Friday, January 13, 2012

I Read Schopenhauer and Got Sad

I purchased a copy of Key Selections from The World as Will and Representation and Other Writings, edited by Wolfgang Schirmacher. I actually read this back in December, but I never blogged about it. I got a little down, let’s say. Not depressed or anything – just down. It was the weather, or the school, or the Schopenhauer, or the me. Let’s blame it on the Schopenhauer because that sounds most romantic.

The first selection is On the Suffering of the World, in which Schopenhauer boldly begins:
“If suffering is not the first and immediate object of our life, then our existence is the most inexpedient and inappropriate thing in the world. For it is absurd to assume that the infinite pain, which everywhere abounds in the world and springs from the want and misery essential to life, could be purposeless and purely accidental. Our susceptibility to pain is well-nigh infinite; but that to pleasure has narrow limits. It is true that each separate piece of misfortune seems to be an exception, but misfortune in general is the rule.”
One of his main points, which he brings up later, is that pleasure is merely the absence of pain. Think of a pulled muscle which has been relieved by an ice pack – the ice pack lessens the pain, and we perceive this as pleasure.

I don't understand why he wrote this without addressing the obvious argument, or perhaps I'm missing something. What about sources of pleasure that pain has no part in? Eating chocolate, for example, or hearing someone else's laughter. What about the way my ears smile when they hear Rachmaninov? They're not smiling because they're not bleeding, they're smiling because the piano is good! Schopenhauer liked sex. Did he think sex was just the absence of some pain? How does pleasure have a "negative nature" and pain a "positive" when all these pleasurable things fill us up so wonderfully? How is he defining pleasure, so that these things are not included?
I obviously haven’t studied Schopenhauer in depth, so my opinions are not opinions at all, only flimsy thoughts that could very well be wrong and will almost certainly change. But people refer to Schopenhauer as a western Buddhist of sorts. Even on the back of my book, Alain de Botton’s review mentions that Schopenhauer’s “exceptionally dark philosophy liberates us,” and Irvin Yalom has a novel out (which I haven’t read) called The Schopenhauer Cure.
This book, however, did not free me. It took my darkest thoughts and most petty grievances and put them on its pages for all the world to see. Reading Schopenhauer was like looking into a mirror; a selective, shadowy mirror. It was Schopenhauer's child Nietzsche who said "...if you gaze into the abyss the abyss gazes also into you." This book doesn't gaze into you so much as climb onto your back and make you carry it around, but eventually you have to shake it off. The longer it clung to me the sadder I felt, allowing this book to paint my world with deep murky purples instead of the colors of Buddhism, blue and blue and blue.*
Also, Schopenhauer has not written a word I have not thought, and subsequently I am confused as to why he’s famous today. Typically when my understanding of a subject broadens, my understanding of why that subject is appreciated broadens as well. Not so with Schopenhauer. I have no idea what makes him remarkable; reading his work did not impress me at all. What am I missing?

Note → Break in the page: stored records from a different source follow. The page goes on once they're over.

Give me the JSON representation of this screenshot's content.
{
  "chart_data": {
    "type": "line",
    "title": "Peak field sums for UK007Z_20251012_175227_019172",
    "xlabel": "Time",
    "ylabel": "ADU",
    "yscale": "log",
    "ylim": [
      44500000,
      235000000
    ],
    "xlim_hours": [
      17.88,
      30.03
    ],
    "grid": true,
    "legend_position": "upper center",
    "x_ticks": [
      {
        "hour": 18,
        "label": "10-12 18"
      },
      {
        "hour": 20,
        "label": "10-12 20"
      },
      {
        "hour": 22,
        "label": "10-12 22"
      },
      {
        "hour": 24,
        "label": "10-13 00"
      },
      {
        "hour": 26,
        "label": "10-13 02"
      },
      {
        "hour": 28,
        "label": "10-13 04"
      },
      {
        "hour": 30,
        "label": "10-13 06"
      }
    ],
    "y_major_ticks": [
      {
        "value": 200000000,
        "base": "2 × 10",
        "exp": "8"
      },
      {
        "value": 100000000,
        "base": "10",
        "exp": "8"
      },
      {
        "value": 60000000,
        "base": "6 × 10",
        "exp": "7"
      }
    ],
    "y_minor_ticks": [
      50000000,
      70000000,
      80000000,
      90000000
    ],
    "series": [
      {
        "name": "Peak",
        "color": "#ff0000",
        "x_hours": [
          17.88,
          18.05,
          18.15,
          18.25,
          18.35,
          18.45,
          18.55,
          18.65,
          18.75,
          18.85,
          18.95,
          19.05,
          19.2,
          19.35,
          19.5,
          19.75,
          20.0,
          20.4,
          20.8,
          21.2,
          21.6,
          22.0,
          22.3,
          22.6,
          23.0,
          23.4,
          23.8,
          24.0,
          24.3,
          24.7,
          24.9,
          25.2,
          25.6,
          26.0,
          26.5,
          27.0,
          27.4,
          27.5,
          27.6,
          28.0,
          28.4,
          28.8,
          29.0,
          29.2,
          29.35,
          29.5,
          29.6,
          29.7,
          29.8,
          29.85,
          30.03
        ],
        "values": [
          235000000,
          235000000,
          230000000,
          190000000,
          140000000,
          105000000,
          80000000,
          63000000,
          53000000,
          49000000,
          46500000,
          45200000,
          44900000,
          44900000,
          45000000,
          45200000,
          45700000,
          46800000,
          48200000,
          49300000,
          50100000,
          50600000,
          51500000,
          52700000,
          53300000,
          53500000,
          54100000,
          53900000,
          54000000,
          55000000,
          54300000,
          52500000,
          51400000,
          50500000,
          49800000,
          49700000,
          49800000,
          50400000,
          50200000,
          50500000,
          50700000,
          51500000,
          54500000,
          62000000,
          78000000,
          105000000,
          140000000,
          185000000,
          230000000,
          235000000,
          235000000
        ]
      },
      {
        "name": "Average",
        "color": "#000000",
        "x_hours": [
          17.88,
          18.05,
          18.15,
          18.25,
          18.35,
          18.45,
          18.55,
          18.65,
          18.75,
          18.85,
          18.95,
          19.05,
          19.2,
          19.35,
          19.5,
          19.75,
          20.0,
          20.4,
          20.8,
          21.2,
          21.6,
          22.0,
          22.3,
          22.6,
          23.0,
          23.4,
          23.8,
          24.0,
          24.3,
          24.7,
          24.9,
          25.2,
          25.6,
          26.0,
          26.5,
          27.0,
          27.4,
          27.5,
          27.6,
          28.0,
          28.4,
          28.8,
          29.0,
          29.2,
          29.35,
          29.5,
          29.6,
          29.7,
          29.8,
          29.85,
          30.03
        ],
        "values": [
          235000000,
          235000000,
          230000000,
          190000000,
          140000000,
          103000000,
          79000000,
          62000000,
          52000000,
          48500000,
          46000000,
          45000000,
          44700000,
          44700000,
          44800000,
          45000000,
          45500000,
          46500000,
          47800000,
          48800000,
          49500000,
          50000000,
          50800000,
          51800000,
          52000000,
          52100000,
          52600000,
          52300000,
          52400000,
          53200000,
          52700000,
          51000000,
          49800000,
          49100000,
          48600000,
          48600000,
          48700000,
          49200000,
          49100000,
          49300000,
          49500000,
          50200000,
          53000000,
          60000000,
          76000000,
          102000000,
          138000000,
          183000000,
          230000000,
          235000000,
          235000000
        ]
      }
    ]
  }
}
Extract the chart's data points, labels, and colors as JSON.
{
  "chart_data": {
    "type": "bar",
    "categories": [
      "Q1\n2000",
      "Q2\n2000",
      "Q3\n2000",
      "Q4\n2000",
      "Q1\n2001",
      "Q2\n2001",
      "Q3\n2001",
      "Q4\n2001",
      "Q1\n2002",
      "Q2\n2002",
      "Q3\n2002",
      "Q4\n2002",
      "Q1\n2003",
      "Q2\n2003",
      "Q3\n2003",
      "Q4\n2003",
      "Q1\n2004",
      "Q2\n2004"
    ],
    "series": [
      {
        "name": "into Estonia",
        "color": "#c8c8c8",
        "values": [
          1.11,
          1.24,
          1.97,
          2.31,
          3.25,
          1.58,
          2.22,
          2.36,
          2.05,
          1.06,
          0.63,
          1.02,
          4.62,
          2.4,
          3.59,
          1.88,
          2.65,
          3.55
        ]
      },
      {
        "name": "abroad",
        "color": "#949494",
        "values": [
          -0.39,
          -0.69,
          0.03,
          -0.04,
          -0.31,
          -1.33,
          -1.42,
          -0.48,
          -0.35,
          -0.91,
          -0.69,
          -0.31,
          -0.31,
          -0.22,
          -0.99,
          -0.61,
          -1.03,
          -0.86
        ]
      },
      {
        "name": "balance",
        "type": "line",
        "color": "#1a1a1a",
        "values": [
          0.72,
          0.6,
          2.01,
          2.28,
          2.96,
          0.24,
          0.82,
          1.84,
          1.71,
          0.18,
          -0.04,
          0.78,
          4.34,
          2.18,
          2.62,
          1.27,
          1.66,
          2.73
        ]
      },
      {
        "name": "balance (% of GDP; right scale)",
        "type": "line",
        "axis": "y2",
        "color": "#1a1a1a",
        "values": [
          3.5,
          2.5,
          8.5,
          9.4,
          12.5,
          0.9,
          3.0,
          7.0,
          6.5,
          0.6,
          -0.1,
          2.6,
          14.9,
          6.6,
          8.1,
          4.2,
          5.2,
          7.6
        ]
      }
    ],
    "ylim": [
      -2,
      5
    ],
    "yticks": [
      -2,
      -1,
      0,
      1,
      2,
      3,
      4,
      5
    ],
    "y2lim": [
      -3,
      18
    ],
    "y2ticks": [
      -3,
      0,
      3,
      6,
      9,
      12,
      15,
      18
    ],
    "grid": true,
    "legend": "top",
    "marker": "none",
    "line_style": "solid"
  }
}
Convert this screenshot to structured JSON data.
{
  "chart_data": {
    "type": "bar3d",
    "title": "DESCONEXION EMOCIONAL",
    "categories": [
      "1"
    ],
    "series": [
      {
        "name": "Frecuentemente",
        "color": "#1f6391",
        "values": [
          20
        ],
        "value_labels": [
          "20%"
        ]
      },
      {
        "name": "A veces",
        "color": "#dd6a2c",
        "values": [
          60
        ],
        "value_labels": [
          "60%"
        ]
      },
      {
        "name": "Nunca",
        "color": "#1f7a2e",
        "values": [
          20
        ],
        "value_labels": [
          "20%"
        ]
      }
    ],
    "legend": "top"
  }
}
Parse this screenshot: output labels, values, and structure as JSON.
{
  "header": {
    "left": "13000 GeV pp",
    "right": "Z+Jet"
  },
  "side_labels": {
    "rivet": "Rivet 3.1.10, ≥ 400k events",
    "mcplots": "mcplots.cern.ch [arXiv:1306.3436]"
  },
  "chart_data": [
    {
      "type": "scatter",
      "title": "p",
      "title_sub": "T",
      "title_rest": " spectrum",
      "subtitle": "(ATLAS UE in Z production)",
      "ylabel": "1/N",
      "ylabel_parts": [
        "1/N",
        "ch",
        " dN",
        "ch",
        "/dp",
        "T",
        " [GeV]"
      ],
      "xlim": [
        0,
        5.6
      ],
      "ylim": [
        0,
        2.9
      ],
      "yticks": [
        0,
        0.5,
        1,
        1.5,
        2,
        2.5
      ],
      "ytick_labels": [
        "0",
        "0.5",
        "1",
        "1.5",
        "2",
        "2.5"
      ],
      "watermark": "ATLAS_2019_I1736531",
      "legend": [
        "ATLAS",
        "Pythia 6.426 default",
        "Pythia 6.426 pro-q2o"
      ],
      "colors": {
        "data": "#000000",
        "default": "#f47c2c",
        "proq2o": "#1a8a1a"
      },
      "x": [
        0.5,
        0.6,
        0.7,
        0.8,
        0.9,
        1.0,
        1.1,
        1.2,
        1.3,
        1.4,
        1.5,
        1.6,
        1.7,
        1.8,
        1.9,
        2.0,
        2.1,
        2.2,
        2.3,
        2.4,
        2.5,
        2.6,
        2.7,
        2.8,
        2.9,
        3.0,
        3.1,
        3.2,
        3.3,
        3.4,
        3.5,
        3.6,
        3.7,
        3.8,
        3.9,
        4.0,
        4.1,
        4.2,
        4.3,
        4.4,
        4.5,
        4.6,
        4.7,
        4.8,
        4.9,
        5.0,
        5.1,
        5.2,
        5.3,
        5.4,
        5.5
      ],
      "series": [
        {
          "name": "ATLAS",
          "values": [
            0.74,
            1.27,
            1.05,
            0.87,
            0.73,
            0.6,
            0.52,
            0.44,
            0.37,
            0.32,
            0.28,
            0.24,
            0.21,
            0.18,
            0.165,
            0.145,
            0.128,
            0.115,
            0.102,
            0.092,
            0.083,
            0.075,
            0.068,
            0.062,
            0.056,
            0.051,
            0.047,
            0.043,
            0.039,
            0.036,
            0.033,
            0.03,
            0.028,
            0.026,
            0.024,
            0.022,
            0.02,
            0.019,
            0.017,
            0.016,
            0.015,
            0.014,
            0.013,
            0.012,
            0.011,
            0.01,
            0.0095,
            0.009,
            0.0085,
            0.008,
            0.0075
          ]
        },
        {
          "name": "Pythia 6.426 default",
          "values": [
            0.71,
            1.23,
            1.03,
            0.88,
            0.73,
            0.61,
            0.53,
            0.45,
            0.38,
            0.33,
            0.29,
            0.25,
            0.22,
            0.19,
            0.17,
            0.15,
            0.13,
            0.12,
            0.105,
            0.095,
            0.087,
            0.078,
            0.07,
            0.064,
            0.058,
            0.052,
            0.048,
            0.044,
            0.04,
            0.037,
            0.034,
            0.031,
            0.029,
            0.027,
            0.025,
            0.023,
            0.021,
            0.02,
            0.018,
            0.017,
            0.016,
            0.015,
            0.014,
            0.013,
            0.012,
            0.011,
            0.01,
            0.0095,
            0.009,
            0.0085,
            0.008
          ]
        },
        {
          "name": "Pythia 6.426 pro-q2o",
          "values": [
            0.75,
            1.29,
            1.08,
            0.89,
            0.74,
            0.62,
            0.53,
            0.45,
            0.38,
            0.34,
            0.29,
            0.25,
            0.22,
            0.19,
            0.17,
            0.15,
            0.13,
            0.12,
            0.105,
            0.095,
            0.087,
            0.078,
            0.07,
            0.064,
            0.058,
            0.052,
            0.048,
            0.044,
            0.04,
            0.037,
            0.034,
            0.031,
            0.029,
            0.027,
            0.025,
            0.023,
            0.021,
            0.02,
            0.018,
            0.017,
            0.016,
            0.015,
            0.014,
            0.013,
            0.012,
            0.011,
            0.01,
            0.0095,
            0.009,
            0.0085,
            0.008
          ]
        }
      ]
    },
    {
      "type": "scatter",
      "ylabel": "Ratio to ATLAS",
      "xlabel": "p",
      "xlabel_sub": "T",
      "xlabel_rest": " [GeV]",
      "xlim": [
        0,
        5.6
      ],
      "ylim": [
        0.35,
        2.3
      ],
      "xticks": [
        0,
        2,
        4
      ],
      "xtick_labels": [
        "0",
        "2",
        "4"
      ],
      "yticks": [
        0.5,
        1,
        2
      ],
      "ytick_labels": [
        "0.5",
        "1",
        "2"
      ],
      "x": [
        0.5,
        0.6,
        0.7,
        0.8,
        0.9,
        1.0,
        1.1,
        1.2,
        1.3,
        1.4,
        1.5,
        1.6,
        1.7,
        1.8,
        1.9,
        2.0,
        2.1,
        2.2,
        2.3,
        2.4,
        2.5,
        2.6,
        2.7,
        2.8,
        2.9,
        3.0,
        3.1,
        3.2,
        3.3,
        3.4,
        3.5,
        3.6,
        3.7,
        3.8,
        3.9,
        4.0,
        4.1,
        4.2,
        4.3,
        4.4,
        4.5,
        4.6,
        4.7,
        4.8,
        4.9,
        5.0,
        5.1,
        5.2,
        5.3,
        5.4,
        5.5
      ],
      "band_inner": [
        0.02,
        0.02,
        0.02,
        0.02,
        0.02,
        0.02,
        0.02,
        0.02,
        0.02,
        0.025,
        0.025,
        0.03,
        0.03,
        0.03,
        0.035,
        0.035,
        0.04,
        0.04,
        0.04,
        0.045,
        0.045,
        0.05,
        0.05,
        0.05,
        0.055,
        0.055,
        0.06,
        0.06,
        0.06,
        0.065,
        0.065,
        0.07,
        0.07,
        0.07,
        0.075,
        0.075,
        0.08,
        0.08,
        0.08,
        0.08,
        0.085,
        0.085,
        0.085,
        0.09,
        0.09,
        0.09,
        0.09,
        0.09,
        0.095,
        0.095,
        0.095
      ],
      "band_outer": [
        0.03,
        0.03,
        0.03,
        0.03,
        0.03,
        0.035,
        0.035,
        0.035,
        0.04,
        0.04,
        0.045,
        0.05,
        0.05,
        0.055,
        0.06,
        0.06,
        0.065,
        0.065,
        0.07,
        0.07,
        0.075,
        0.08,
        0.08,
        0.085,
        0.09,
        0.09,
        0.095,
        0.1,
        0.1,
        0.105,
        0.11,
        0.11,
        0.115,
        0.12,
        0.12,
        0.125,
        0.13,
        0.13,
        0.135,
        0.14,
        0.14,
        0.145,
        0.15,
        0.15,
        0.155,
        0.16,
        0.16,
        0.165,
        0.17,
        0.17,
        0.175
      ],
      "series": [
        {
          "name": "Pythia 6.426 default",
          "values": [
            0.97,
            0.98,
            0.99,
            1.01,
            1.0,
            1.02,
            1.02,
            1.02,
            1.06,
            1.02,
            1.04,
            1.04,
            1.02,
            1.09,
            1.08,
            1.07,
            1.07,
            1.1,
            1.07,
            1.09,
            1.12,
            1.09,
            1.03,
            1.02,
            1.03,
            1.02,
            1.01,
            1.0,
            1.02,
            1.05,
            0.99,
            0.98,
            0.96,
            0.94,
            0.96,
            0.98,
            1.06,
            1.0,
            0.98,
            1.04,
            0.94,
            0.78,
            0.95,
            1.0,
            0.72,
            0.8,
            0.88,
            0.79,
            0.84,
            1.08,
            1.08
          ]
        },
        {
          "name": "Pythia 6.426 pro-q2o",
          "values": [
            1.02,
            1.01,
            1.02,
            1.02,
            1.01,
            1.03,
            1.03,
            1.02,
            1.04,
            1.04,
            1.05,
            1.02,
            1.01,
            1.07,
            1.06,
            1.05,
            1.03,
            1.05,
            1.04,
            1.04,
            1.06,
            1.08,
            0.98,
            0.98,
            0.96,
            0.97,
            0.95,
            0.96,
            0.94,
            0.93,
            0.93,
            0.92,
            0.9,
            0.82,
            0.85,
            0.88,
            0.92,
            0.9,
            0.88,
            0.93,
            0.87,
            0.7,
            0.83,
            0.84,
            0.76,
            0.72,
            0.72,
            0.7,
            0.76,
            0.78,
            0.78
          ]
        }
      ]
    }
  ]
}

Finally, I haven’t read even half the essays in this book yet, but so far my favorite is On Noise. I know others laugh at Schopenhauer’s irritability where noise is involved, but I find myself very sympathetic. I too have been plagued by the useless, inane sound of the external world, and a quote I now think of daily is his:

“At times, I am tormented and disturbed for a while by a moderate and constant noise before I am clearly conscious thereof, since I feel it merely as a constant increase in the difficulty of thinking, like a weight tied to my foot, until I become aware of what it is.”
Yes. Yes, yes!

So thanks for the mirror Schopenhauer, or the monster on my back, or whatever it is I want to say you gave me. I’m a little confused about it, but that’s okay. It made for a nice, dark winter.

*This probably doesn't make sense to anyone, but I didn't want to clutter the above post by explaining more thoroughly. When I read Buddhist texts, I feel full of...emptiness, but a good emptiness, the emptiness Buddhist's speak of. You know what I'm talking about. And to me these texts are blue - a bright, vivid blue. But Schopenhauer's book made me feel dark purple. I know this isn't good evidence, saying, "Schopenhauer can't be the western Buddhist, because he's purple and not blue," but it pretty much settles the issue for me. And no one but me reads this blog anyway, so if I want to use my synesthetic proclivities as proof of something, I will.